Covid-19 salgınının ardından baş gösteren maymun çiçeği için dünya alarma geçerken, Lyme hastalığındaki artış da endişe verici boyutlara ulaştı. Bir kısmı ciddi olmak üzere 300’den fazla hastalığı taklit ettiği için “Büyük Taklitçi” ya da “Hayalet Hastalık” olarak bilinen Lyme hastalığı dünyada bazı bölgelerde yayılım gösteriyor.
Türkiye gazetesinden Ziyneti Kocabıyık’ın haberine göre, ABD2li yetkililer Lyme’ın bir salgına yol açmasından korkuyor. Türkiye’de de daha çok Karadeniz ve Marmara Bölgesi’nde görülen hastalıkla ilgili olarak Medipol Acıbadem Bölge Hastanesi Enfeksiyon Hastalıkları ve Klinik Mikrobiyoloji Bölümünden Doç. Dr. Hüsrev Diktaş konuya ilişkin olarak değerlendirmede bulundu.
Belirtileri neler?
Doç. Dr. Hüsrev Diktaş, Lyme hastalığının Borrelia burgdorferi bakterisini taşıyan bir tür kenenin ısırması ile ortaya çıkan, minimum 36-48 saat sonra kızarıklık, ateş, baş ağrısı ve yorgunluk belirtileri ile kendini gösteren enfeksiyon hastalığı olduğunu söyledi.
Diktaş, bazı durumlarda belirtilerin ortaya çıkışının yıllar sürebileceğini ifade etti.

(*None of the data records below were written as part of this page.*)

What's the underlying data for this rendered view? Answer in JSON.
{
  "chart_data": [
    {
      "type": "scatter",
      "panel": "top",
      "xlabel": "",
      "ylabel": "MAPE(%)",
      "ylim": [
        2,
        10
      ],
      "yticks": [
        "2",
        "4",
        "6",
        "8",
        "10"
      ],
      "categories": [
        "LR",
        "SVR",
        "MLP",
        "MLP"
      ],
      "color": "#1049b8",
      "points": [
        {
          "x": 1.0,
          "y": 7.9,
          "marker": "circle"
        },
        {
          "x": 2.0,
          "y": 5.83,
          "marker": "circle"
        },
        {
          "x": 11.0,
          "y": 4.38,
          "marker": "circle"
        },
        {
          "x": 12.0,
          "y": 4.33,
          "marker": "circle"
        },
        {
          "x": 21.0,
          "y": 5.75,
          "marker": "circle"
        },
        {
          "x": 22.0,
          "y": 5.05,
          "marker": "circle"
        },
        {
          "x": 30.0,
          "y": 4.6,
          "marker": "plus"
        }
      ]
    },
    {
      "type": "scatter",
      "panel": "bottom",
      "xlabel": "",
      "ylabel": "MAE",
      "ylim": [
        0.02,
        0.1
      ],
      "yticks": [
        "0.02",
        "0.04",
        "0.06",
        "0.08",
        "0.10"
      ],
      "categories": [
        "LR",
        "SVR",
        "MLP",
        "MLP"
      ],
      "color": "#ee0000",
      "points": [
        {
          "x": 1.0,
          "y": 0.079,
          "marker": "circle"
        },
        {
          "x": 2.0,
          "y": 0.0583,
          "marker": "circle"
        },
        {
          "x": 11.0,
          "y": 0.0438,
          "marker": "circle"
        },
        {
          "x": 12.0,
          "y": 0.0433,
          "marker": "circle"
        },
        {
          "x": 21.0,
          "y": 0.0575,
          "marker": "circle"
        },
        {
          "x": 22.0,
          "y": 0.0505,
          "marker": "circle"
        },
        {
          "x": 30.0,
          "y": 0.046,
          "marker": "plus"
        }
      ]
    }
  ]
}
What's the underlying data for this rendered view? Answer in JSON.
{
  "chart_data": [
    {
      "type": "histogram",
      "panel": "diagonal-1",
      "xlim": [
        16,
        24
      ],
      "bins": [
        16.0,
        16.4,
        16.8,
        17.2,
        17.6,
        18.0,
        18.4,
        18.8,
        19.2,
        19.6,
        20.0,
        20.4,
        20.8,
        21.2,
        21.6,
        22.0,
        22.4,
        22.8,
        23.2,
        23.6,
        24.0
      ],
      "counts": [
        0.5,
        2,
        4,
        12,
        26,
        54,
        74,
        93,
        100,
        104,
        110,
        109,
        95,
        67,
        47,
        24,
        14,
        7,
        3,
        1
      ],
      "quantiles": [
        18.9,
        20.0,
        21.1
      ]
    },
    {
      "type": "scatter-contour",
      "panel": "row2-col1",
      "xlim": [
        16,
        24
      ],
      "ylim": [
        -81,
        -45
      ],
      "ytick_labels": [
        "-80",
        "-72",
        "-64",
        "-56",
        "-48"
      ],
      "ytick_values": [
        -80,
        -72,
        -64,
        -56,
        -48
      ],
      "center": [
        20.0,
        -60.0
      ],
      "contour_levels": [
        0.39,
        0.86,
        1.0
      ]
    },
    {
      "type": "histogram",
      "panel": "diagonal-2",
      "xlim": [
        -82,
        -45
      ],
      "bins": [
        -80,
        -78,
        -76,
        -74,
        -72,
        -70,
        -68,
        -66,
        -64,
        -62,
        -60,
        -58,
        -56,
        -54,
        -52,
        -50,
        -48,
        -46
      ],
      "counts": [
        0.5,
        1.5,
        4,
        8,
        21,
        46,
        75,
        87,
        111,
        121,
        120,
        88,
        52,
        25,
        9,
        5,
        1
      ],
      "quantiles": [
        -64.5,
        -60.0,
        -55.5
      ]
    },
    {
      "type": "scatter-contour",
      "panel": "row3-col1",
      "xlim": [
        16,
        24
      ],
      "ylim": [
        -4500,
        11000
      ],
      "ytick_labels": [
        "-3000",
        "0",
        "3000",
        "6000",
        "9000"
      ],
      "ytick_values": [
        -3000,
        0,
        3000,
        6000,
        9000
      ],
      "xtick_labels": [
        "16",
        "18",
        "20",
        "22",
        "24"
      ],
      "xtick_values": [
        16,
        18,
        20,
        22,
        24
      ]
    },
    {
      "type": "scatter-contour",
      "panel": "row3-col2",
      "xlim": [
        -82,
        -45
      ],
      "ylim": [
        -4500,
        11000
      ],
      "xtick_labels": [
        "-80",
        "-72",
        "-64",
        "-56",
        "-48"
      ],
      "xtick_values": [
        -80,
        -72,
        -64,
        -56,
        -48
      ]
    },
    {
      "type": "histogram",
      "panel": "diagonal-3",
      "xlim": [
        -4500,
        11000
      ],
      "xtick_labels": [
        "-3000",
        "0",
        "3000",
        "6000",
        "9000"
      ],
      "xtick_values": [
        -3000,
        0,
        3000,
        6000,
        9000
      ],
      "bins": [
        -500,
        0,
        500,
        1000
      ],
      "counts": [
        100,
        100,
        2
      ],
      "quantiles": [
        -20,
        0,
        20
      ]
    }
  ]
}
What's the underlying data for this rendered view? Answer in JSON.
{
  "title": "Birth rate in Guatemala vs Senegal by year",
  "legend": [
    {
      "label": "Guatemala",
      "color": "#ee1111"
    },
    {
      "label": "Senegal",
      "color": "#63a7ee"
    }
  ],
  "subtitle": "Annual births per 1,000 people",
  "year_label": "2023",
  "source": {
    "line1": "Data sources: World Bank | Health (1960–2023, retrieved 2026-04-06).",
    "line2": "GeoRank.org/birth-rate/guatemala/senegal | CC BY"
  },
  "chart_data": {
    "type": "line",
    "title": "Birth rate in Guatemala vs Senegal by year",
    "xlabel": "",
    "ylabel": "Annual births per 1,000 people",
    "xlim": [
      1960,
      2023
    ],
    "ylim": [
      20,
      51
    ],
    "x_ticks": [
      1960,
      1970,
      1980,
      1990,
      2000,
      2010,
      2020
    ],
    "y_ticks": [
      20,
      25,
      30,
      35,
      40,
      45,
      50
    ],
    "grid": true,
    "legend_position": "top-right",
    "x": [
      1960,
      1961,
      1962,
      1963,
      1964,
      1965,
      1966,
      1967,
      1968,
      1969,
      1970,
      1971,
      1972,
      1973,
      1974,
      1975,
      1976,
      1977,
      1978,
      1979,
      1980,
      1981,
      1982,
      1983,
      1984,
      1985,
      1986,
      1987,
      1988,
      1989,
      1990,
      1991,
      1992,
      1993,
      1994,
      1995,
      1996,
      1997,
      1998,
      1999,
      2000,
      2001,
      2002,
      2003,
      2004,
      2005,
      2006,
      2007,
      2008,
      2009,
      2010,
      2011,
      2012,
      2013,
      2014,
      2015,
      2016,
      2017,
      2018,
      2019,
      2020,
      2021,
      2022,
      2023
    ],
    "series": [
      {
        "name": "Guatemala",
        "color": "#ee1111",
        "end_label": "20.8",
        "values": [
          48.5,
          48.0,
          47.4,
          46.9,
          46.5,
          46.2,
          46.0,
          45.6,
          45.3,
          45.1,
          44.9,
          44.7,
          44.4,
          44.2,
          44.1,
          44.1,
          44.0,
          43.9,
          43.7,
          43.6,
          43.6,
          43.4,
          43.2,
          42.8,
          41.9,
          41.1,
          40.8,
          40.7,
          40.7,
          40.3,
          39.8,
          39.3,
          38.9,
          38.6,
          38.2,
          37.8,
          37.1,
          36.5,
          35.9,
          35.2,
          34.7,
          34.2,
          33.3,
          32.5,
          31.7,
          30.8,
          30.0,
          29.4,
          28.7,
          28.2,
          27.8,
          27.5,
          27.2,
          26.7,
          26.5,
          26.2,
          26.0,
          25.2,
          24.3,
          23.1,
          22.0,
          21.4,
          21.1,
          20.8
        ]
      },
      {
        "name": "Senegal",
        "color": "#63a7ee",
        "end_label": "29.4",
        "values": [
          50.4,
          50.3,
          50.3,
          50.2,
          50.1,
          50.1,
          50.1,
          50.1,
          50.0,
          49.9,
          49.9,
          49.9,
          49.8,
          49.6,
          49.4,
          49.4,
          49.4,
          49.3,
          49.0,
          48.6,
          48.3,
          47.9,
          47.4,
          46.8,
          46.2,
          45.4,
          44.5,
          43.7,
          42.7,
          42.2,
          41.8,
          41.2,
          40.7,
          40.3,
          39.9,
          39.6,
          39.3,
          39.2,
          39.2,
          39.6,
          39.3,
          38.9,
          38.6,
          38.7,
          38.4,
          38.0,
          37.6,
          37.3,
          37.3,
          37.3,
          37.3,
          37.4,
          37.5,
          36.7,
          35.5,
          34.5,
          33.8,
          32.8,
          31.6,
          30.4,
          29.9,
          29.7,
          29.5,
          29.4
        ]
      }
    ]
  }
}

1-4 hafta gibi “erken dönemde” kenenin ısırdığı yerde genellikle genişleyen, hedef tahtasına benzer kırmızı bir döküntünün oluştuğunu belirten Doç. Dr. Diktaş, şunları kaydetti:
“Yorgunluk, baş ağrısı, ateş, titreme, kas ve eklem ağrıları gibi grip benzeri belirtiler görülür. Haftalar hatta aylar sonra ortaya çıkabilen ‘erken yayılma evresinde’ vücutta birçok yerde döküntü, yüz felci, şiddetli baş ağrısı ve boyun sertliği, menenjit belirtileri, eklemlerde ağrı ve şişlik, kalp ritim bozuklukları görülebilir. Aylar ve hatta yıllar süren ‘geç yayılma evresinde’ ise kalıcı eklem iltihabı, ensefalomiyelit, nöropati gibi kalıcı nörolojik problemler, hafıza sorunları ya da konsantrasyon güçlüğü yaşanabilir.”
Bu hastalıklarla karıştırmayın!
Diktaş, Lyme hastalığının en çok Multipl Skleroz (MS) , Romatoid Artrit (RA), fibromiyalji, kronik yorgunluk sendromu, alzaymır, depresyon ve anksiyete, lupusla karıştırıldığını belirterek “Bu benzerlikler, Lyme hastalığının teşhis edilmesini zorlaştırabilir ve yanlış teşhislere sebep olabilir. Bu yüzden doğru teşhis ve uygun tedavi için detaylı bir tıbbi değerlendirme yapılması çok önemlidir” değerlendirmesini yaptı.